Yiyi McManus, a Lynn resident, is the recipient of the 2008 International Presentation of Performers (iPOP) Acting Audition scholarship and, in addition, she will appear as a guest on the next season of “Wizards of Waverly Place,” the Disney Channel’s original show.
Lynn teen receives '08 iPOP scholarship, TV appearance
By Mike Atkinson / For The Item
As an orphan in a welfare institute in China, Yiyi McManus barely knew if she was going to survive to see another day, yet today her sights are set on Hollywood.
Yiyi, a Lynn resident, is the recipient of the 2008 International Presentation of Performers (iPOP) Acting Audition scholarship and, in addition, she will appear as a guest on the next season of "Wizards of Waverly Place," the Disney Channel's original show.

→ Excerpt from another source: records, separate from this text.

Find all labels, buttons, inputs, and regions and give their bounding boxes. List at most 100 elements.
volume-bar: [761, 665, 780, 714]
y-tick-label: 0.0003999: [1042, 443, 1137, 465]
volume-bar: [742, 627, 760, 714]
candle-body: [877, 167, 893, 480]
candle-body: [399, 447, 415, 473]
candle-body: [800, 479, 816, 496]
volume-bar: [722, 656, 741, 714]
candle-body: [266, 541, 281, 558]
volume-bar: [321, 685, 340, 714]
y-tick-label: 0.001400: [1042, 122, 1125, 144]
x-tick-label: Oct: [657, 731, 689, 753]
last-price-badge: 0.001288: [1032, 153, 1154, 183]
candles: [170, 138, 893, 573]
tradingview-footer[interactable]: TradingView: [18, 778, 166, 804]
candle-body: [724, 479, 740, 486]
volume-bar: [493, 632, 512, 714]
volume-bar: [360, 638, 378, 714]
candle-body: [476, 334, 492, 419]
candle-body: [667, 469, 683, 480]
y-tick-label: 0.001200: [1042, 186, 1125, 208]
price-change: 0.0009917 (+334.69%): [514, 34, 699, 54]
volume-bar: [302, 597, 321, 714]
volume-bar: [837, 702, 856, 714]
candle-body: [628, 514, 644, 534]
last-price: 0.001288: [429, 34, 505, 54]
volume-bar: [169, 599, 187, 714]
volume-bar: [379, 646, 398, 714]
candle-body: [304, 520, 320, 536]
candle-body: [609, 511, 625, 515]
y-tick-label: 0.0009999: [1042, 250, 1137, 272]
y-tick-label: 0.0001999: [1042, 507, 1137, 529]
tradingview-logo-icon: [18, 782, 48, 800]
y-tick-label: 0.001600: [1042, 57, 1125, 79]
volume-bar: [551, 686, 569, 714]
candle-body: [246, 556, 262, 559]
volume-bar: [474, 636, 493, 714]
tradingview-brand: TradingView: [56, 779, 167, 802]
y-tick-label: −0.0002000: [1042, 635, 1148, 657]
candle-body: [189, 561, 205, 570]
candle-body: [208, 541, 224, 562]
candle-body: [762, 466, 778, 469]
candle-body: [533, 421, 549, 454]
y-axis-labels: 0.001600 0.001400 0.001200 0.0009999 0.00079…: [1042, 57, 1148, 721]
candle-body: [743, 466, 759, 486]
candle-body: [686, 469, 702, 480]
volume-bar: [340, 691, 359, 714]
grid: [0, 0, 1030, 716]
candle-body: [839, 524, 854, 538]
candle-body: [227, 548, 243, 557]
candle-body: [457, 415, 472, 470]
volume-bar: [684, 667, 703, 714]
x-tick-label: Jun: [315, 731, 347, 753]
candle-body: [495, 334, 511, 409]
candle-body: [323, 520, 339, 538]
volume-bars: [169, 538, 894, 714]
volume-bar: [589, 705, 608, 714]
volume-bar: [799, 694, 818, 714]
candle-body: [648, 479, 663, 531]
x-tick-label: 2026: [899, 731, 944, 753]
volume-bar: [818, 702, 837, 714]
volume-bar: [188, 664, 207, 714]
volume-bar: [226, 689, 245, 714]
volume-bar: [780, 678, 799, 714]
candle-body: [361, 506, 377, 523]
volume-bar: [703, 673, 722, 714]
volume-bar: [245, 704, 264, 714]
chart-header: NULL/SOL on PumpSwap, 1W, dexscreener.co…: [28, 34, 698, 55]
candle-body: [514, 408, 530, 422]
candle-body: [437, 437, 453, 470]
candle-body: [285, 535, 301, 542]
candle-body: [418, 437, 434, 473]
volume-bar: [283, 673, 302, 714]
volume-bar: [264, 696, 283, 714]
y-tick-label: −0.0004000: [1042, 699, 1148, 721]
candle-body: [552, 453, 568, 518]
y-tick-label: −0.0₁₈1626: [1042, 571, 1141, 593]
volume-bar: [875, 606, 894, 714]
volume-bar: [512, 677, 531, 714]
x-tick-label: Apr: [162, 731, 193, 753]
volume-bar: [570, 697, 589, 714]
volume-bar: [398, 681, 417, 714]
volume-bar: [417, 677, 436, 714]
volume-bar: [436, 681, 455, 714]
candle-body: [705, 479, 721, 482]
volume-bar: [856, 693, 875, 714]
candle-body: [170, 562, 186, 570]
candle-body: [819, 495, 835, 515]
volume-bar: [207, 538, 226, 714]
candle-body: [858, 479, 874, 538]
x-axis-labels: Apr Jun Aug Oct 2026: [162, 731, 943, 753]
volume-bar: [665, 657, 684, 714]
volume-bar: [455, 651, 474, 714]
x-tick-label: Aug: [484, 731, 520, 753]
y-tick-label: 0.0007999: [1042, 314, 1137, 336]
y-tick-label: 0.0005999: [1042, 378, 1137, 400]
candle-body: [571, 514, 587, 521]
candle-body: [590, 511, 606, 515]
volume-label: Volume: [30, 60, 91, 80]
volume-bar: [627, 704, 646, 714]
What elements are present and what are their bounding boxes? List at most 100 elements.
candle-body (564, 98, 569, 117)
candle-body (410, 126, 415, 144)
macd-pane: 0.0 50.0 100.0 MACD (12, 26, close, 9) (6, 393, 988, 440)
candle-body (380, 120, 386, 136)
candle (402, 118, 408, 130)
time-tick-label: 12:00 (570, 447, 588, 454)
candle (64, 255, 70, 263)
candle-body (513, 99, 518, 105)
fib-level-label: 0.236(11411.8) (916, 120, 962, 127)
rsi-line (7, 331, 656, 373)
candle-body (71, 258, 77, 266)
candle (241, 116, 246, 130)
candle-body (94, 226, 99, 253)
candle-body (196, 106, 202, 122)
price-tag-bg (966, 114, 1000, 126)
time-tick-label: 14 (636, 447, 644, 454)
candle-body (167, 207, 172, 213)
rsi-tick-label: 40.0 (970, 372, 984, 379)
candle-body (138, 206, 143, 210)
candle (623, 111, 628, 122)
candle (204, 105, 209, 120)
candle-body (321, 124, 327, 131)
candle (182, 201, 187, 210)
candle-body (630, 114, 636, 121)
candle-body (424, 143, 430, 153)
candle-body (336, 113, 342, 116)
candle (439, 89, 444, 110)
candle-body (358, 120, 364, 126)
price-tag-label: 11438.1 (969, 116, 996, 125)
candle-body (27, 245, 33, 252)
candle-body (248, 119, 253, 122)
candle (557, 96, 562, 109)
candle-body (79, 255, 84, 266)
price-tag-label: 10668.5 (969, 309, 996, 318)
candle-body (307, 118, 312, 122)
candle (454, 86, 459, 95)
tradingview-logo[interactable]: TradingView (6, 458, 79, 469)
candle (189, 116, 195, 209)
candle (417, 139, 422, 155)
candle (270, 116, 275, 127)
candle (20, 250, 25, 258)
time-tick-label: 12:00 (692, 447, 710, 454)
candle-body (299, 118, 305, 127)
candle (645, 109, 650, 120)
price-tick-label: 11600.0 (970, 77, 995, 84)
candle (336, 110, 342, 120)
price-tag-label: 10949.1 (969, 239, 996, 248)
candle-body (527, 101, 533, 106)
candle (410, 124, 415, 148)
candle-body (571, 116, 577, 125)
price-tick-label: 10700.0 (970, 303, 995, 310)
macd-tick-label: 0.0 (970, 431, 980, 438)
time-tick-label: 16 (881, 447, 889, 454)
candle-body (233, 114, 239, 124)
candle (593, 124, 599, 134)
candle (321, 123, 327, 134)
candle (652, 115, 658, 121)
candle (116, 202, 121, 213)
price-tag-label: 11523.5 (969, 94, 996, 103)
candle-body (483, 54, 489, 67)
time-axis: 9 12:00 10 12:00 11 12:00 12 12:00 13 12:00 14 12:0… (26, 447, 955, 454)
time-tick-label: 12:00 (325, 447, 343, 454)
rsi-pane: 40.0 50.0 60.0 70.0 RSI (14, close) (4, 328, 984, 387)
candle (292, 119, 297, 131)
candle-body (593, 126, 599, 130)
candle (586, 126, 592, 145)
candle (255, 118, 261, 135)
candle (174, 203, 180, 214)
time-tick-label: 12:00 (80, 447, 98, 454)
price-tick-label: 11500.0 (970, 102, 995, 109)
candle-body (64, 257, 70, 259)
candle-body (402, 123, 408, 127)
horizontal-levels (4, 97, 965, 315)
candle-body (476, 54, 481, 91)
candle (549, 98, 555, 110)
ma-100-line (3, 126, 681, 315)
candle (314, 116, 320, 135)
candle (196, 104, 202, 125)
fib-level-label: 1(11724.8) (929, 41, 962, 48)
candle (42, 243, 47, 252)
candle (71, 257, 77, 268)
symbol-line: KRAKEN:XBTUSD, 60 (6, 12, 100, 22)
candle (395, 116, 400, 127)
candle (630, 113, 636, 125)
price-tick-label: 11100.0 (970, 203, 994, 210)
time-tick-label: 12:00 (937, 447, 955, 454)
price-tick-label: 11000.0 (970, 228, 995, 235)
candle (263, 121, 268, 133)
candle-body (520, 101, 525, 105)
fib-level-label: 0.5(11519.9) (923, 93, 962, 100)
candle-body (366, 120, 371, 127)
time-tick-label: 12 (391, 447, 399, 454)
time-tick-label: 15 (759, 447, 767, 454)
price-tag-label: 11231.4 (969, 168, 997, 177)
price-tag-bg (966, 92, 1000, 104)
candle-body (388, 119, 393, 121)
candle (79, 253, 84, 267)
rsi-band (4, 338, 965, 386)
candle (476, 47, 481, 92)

Yiyi, a 2008 graduate of Breed Middle school, received the $20,000 scholarship earlier this month at the annual iPOP convention in Las Vegas, Nev. where she also had the chance to audition in front of agents and casting directors for various shows including Desperate Housewives, Ugly Betty, Scrubs, Entourage, Hannah Montana and Zoey 101.
Ron Patterson, the chairman and president of John Roberts Powers school systems, funded Yiyi's trip to attend the four-day convention in Las Vegas and then, at the conclusion of the convention, presented her with a scholarship that was recently established by the John Robert Powers school system in her name.
"I had no idea that I was receiving the award. I was so excited just to be able to go up on stage and speak in front of the large crowd," Yiyi said of her impromptu speech to nearly 4,000 attendees.
Former Lynn mayor and Yiyi's father, Pat McManus said his 14-year-old daughter did a great job under pressure.
"When she was up on stage she looked like an entirely different kid," he said. "She was so mature."
Yiyi, currently a student at John Robert Powers Boston, was adopted from China by Pat and his wife Debbie when Yiyi was 4-years-old. As an infant, Yiyi was abandoned in Guangzhou, China where she was found in a closet at the Guangzhou hospital with a note saying "We can't take care of her" and a few Chinese dollars pinned to her blanket.
While at the orphanage, Yiyi faced daily hardships that included starvation and beatings that resulted in broken bones. Even after reconstructive surgery to her eardrums, Yiyi still suffers from a slight hearing loss that resulted from a blunt trauma to her head.
"She's had to work 10 times as hard as the average person," said her father. "But she doesn't quit. The word 'no' means nothing to her."
With the help of an American woman who was volunteering at Yiyi's orphanage, Yiyi received daily meals and nurturing for nearly two years. Adding into account what happened to many other kids at the orphanage, Pat McManus credits this woman with saving Yiyi's live.
"About 7 years ago, I received a letter with a photo of a woman holding a young child that looked like Yiyi," he said. "Come to found out, that woman in the photo was the woman who saved Yiyi from the orphanage. A few years back we invited the woman to our house and she spent a week with Yiyi. She is a great woman. It was truly amazing."
When asked how she became interested in modeling, Yiyi credits a Disney Channel movie. Coincidentally, this fall, Yiyi will be in Hollywood guest-staring on a Disney Channel show.
"Since I was six years old I wanted to become a model," she said. "I saw a movie on the Disney channel - 'Model Behavior' - about a young female model and since then I have wanted to model."
Her father has a slightly different memory.
"Yiyi, when she was six, told me that she wanted to get 'nice clothes for free' and have people ask her for autographs," he said.
Once Yiyi started to attend modeling classes at John Robert Powers Boston, she quickly became a child protégé under the watchful eye of Arelen Pedjoe and Barbara Tyler, the owners of the modeling school, who focused on placing the atrocities of Yiyi's past behind her.
Now, Yiyi focuses on using those tough years of her life as an inspiration to other struggling children.
"I model because I would like to go back to China, visit the kids and get them out of the orphanages," she said. "I want to show those kids that they are bigger than they think they are. No one deserves to live like they do in the orphanages. I hope people in China will see what I went through and I hope adults will hear my story and adopt a child of their own."
Pat McManus credits YiYi's teachers with her success.
"The John Robert Powers School in Boston, Ron Paterson and iPOP have been great to Yiyi," he said, recalling Yiyi running on stage when he would deliver speeches as mayor. "When I was mayor of Lynn and doing a lot of public speaking, she would follow me on stage and grab the mike. She's always been very composed and very comfortable in front of a crowd."
In September, Yiyi and her family will be traveling to Hollywood for a week to meet with agents from "Wizards of Waverly Place" and then in January Yiyi will move to Hollywood for four months to do tapings of the television show. She has already appeared in commercial print advertising campaigns and Houghton Mifflin textbooks, and was featured in a live television broadcast, airing in China and New York.
"I love acting and modeling because you get to play out the different emotions in a lot of characters," Yiyi said. "In the end, I am still me but I get to play someone else."